Alan Hollinghurst recently said that,
“…novels are really about young people; they are about how people find themselves and become
themselves”
I don’t believe this, but there is some truth in it and it got me
thinking that perhaps this is why so many people I know have disengaged with
fiction and story as they’ve gotten older. If the narratives that are being
focused on are those of young people, why would they (the oldsters) be interested?. Also, is it true that being older means
being in a static, stationary position of having ‘found’ and ‘become’ yourself.
Surely this isn’t true. And yet it does feel true to say that the narratives/images
that might be meaningful for a young person would be different to those that
would be significant for an old person.
Does Joseph Campbell’s or Dan Harmon’s
Hero’s Journey still apply at 50? I remember the painter Ken Kiff saying that
as he got older he became more interested in the images of the desert fathers,
the hermits and saints who took themselves into isolation. They seemed to him
like a reversed,mirror image of the young Hero leaving home at the start of
his/her adventure. If this image is resonant for older people, does it mean
that old age is, in a sense, a withdrawal from the world? A disengagement? If
so, what stories and images cluster around this? I think it has to do with a
kind of bereavement. A bereavement for one’s own death. If being young is about
finding and becoming yourself, is being old about dissolving, becoming un-whole?

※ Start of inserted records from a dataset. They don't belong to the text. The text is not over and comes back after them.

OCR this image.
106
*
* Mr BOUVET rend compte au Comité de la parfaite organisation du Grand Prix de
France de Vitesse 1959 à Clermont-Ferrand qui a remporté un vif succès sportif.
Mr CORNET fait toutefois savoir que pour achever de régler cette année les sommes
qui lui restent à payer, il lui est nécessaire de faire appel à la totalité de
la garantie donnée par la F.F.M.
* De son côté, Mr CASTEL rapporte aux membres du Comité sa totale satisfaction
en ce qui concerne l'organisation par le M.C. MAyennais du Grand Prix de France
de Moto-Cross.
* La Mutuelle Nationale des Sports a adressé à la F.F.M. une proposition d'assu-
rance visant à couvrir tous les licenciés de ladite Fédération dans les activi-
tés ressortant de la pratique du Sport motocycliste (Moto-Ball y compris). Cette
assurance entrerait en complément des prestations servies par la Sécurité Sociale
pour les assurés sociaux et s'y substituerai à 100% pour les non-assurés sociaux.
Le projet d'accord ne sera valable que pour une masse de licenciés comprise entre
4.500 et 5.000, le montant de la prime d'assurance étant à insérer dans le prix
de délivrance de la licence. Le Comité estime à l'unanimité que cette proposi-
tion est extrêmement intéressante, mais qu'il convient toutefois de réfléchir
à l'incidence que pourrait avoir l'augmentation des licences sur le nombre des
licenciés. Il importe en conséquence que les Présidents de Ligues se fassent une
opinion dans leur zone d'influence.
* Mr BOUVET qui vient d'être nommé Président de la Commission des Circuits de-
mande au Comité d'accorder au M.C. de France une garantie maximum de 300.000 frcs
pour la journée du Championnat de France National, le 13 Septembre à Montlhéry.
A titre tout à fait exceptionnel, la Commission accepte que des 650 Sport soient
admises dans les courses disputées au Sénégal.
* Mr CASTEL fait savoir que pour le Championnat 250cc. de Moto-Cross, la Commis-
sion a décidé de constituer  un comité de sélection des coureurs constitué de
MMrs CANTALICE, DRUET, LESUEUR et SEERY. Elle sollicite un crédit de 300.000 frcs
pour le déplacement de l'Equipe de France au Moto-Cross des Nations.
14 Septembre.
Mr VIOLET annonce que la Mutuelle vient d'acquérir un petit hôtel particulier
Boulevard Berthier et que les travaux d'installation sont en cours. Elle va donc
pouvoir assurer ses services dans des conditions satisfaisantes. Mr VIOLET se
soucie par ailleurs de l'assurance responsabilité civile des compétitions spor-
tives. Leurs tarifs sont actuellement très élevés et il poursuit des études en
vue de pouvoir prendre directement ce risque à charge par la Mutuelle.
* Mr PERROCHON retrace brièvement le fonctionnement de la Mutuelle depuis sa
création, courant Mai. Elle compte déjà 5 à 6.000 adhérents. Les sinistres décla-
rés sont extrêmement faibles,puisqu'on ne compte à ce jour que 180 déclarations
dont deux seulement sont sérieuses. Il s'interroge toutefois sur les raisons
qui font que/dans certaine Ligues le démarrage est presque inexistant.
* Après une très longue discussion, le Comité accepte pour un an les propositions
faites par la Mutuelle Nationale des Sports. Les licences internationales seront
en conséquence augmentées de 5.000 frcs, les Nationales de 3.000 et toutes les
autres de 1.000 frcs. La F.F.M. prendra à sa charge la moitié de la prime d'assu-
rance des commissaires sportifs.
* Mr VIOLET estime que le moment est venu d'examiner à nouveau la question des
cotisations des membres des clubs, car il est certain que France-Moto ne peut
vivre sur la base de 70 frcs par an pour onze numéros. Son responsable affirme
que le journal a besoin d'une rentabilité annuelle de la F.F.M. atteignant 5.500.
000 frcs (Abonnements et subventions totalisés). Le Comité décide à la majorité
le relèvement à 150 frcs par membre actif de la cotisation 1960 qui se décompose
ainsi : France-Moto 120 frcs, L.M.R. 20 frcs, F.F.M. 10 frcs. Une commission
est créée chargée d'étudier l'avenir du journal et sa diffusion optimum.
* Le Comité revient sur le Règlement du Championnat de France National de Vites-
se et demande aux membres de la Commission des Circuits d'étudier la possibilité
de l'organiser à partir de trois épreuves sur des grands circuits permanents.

No, that can’t be it. When I was young,
I thought about death a lot (I’ve always been a fun guy). It was something that
was going to happen to me. As an old person, I think about death just as much,
but differently. As something which is happening to me. The process is
happening. Of course, this isn’t exactly true, but that’s how I feel. I think
it’s to do with this sense of coming to terms with one’s own death. Like
bereaving before someone has died. Do you remember when the the 75 year old
broadcaster David Dimbleby got a tattoo? I remember seeing that and thinking,
That’s a tattoo on a corpse. Ofcourse, Dimbleby is just as alive as myself, but
it was an action that was a distinct missing-the-point. Like all those bucket
lists that old codgers tick off ( I speak as an old codger myself). I’ve met
plenty of old people who delight in saying that they’re going to grow old
disgracefully and there always seems to be something slightly hysterical in
their attitude. However I can see that they’re rejecting the image of the wise
old person. That’s not fruitful. Stasis and stability is not fruitful. Crazy
old codgers are better. But there should be something grave and somber about
growing old, shouldn’t there? Look, I don’t want to be on a moral high horse, I
think that distraction is a fine technique, and as good a way of dealing with
death as any other. But the bucket list model of ageing is different to Yeats’
“Old men should be explorers.” The Desert Fathers were explorers.